After what seems like the driest year since we’ve moved here, came a storm with rain and wind to compare with any save a hurricane. Even the creeping jenny has struggled with the dryness.
The garden has always had an element of chaos but now that’s tipped over into a bit of a mess.
And a yellow iris that has appeared this year from nowhere.
There are the usual waifs and strays: the poppies, the foxgloves, the ever-spreading violets etc
And if anything, I’m happy to see them arrive and thrive. Next year I might actually buy and plant some foxgloves, pink for the sunshine and white for the shade.
But if last month was all about the tulips, this month is about the geraniums, light and dark throughout the garden and also rather earlier than usual, about the roses.
The old pink and yellow roses seem to be thriving.
And the new rose babies are flowering and looking healthy.
Apparently it takes three years before they come into their own and I’m really quite excited by the row of roses.
The bees are still bumbling along the wallflowers
And will the spread of the fleabane ever come to an end.
It’s second only to the shady garden’s geraniums which have run riot (not in an especially good way).
It is true that white flowers show best through the shady doom and gloom.
Whilst the geraniums are beautiful flowers, there seems little room for anything else at the moment.
The wild garlic has gone over, and the ferns are starting to unfurl.
And every so often the yellow meconopsis pokes through the green.
Down in the rather messy fritelaria bed, the huge alliums have also gone over.
and we were left with huge seed heads, until the winds blew through and smushed them to smithereens
So far the watering regime has held good and neither the hanging baskets nor the tiny dry bed on top of the sleeper wall has died a death.

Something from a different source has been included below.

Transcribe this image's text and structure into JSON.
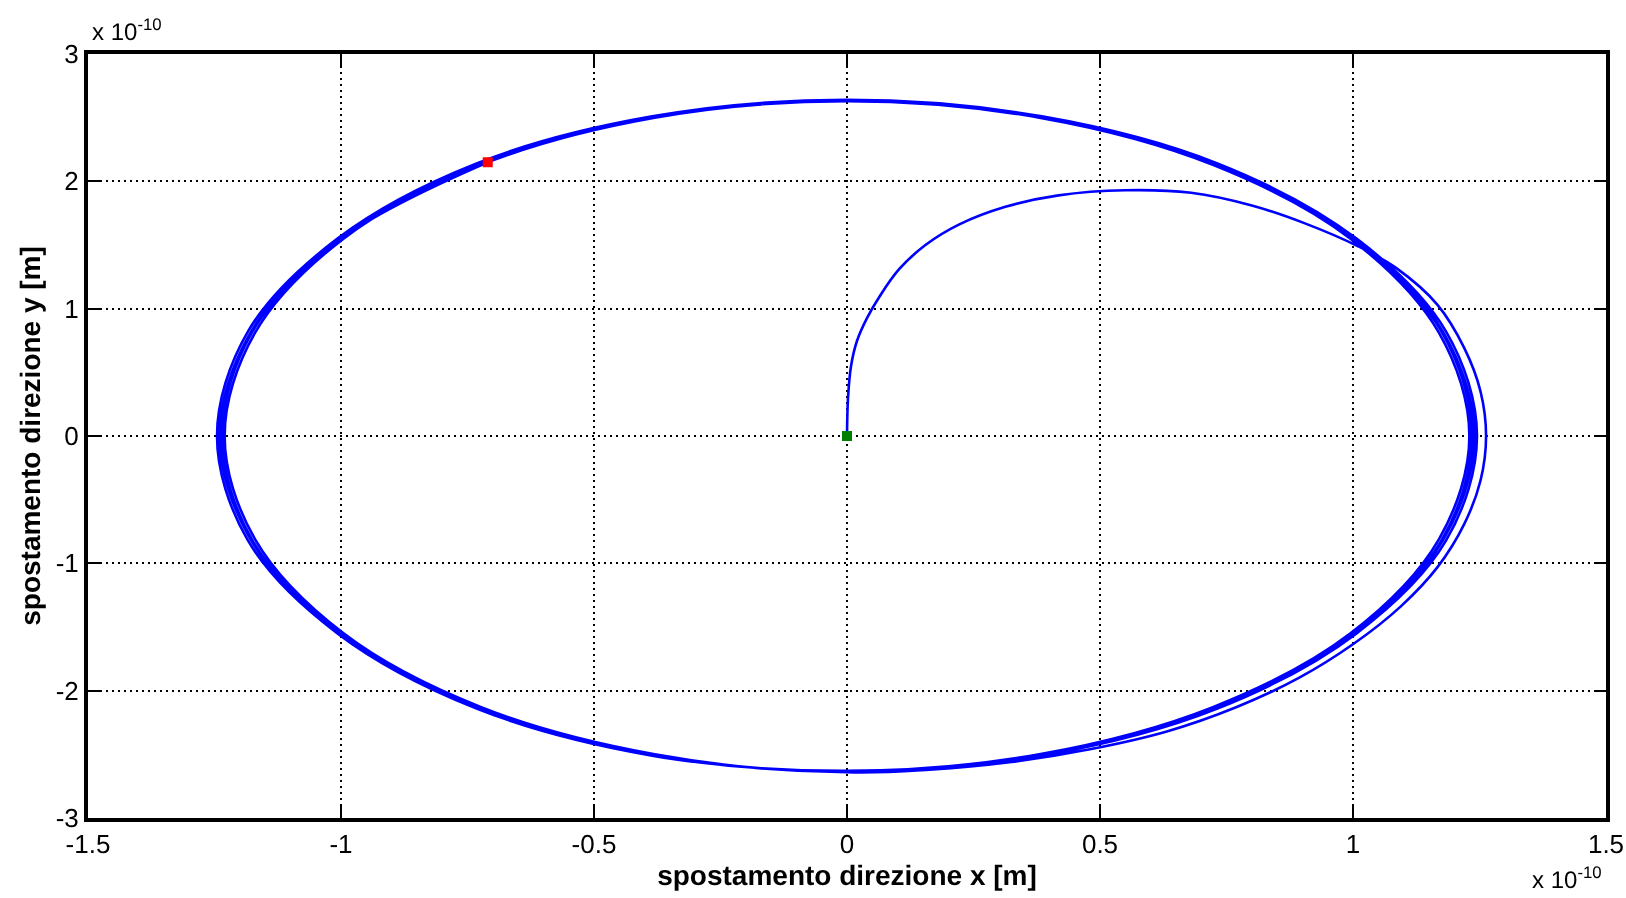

Yet.
In general the new rose bed is thriving though a little underwhelming as a baby bed.
The silver leaf shoved into the ground a few years ago rather than throw it out after 6 months in a hanging basket is much bigger and more vigorous than any rescue plant has a right to be. One day I’ll be okay with throwing plants out but I’m not there yet.
Up on top of the garage, the gravel bed is growing a bit too well.

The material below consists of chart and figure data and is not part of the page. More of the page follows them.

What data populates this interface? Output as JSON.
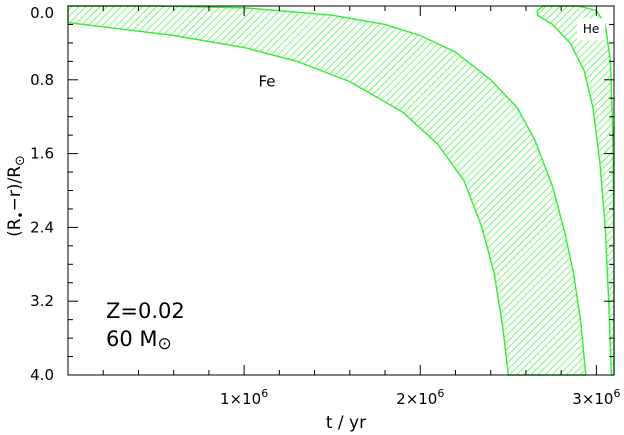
{
  "chart_data": {
    "type": "area",
    "xlabel": "t / yr",
    "ylabel_parts": {
      "open": "(R",
      "star": "•",
      "mid": "−r)/R",
      "sun": "⊙"
    },
    "x_range": [
      0,
      3100000
    ],
    "y_range": [
      0.0,
      4.0
    ],
    "y_inverted": true,
    "x_ticks": [
      {
        "value": 1000000,
        "mantissa": "1×10",
        "exp": "6"
      },
      {
        "value": 2000000,
        "mantissa": "2×10",
        "exp": "6"
      },
      {
        "value": 3000000,
        "mantissa": "3×10",
        "exp": "6"
      }
    ],
    "y_ticks": [
      {
        "value": 0.0,
        "label": "0.0"
      },
      {
        "value": 0.8,
        "label": "0.8"
      },
      {
        "value": 1.6,
        "label": "1.6"
      },
      {
        "value": 2.4,
        "label": "2.4"
      },
      {
        "value": 3.2,
        "label": "3.2"
      },
      {
        "value": 4.0,
        "label": "4.0"
      }
    ],
    "series_color": "#33ee33",
    "zones": [
      {
        "name": "Fe",
        "label": "Fe",
        "label_at": [
          1130000,
          0.82
        ],
        "upper": [
          [
            0,
            0.0
          ],
          [
            500000,
            0.0
          ],
          [
            1000000,
            0.02
          ],
          [
            1500000,
            0.1
          ],
          [
            1800000,
            0.2
          ],
          [
            2000000,
            0.32
          ],
          [
            2200000,
            0.5
          ],
          [
            2400000,
            0.8
          ],
          [
            2550000,
            1.1
          ],
          [
            2650000,
            1.45
          ],
          [
            2750000,
            1.95
          ],
          [
            2820000,
            2.45
          ],
          [
            2870000,
            2.9
          ],
          [
            2910000,
            3.4
          ],
          [
            2940000,
            4.0
          ]
        ],
        "lower": [
          [
            0,
            0.18
          ],
          [
            300000,
            0.25
          ],
          [
            600000,
            0.32
          ],
          [
            1000000,
            0.45
          ],
          [
            1300000,
            0.6
          ],
          [
            1600000,
            0.82
          ],
          [
            1900000,
            1.15
          ],
          [
            2100000,
            1.5
          ],
          [
            2250000,
            1.9
          ],
          [
            2350000,
            2.4
          ],
          [
            2420000,
            2.9
          ],
          [
            2470000,
            3.5
          ],
          [
            2500000,
            4.0
          ]
        ]
      },
      {
        "name": "He",
        "label": "He",
        "label_at": [
          2970000,
          0.24
        ],
        "upper": [
          [
            2665000,
            0.05
          ],
          [
            2700000,
            0.0
          ],
          [
            2900000,
            0.0
          ],
          [
            3000000,
            0.05
          ],
          [
            3050000,
            0.2
          ],
          [
            3080000,
            0.6
          ],
          [
            3095000,
            1.5
          ],
          [
            3100000,
            3.0
          ],
          [
            3100000,
            4.0
          ]
        ],
        "lower": [
          [
            2665000,
            0.1
          ],
          [
            2750000,
            0.2
          ],
          [
            2850000,
            0.4
          ],
          [
            2930000,
            0.7
          ],
          [
            2980000,
            1.1
          ],
          [
            3020000,
            1.7
          ],
          [
            3050000,
            2.4
          ],
          [
            3070000,
            3.2
          ],
          [
            3085000,
            4.0
          ]
        ]
      }
    ],
    "annotation": {
      "line1": "Z=0.02",
      "line2_value": "60 M",
      "line2_sun": "⊙"
    }
  }
}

The little alliums, the molys are really perking up the whole thing with a splash of yellow.
And the sedums are beginning to do their thing
Along with the sanguine geranium, some alpine penstemon and of course the pinks.

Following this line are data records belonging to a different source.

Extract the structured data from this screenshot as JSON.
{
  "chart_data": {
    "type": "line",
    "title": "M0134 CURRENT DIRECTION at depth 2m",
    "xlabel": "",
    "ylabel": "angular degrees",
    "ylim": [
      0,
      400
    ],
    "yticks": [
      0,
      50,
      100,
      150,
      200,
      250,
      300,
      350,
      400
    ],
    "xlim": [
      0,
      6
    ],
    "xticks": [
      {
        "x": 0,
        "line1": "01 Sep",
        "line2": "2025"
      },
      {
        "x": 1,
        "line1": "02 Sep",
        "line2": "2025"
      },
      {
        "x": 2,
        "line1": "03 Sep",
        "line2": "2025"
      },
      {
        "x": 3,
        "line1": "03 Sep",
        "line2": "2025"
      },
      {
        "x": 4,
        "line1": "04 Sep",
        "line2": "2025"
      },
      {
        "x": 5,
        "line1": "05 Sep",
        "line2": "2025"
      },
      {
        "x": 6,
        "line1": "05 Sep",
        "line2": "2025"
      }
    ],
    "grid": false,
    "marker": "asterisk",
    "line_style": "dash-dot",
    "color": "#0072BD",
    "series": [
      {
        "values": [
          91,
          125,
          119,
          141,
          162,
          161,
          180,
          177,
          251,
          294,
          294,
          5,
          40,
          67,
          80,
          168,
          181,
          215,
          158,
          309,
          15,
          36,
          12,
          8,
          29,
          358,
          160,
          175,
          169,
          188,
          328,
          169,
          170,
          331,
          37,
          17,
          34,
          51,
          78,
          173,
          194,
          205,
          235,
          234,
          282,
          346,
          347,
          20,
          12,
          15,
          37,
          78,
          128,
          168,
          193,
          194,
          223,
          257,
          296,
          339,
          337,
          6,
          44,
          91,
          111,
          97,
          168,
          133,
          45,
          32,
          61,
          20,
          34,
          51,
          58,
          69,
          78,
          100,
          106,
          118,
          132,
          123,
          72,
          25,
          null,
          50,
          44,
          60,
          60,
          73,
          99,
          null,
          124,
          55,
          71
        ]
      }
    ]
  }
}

Mostly the plants planted into the gravel mimic their larger counterparts in the large beds, including a very sweet rock rose.
And the erysimum (wallflower) next to the aubrietia,
But the thrift in the gravel has gone over, where as down in the shadier beds it still has time to run.
And everywhere you look, fleabane growing away and possibly stringing out other beauties.
Though of course the bees don’t care.
And neither do the cats.
Despite warning about the use of white(-ish) bedding the pelargoniums are working well, along with begonias in the shade.
Down in the courtyard the alchemical is looking lovely and the ferns starting to look lush.
But no matter how I try to appreciate the greens, it is the show stopper pins and reds that blow me away.
And with the larger penstemons just about to appear, the year is likely to get better and better.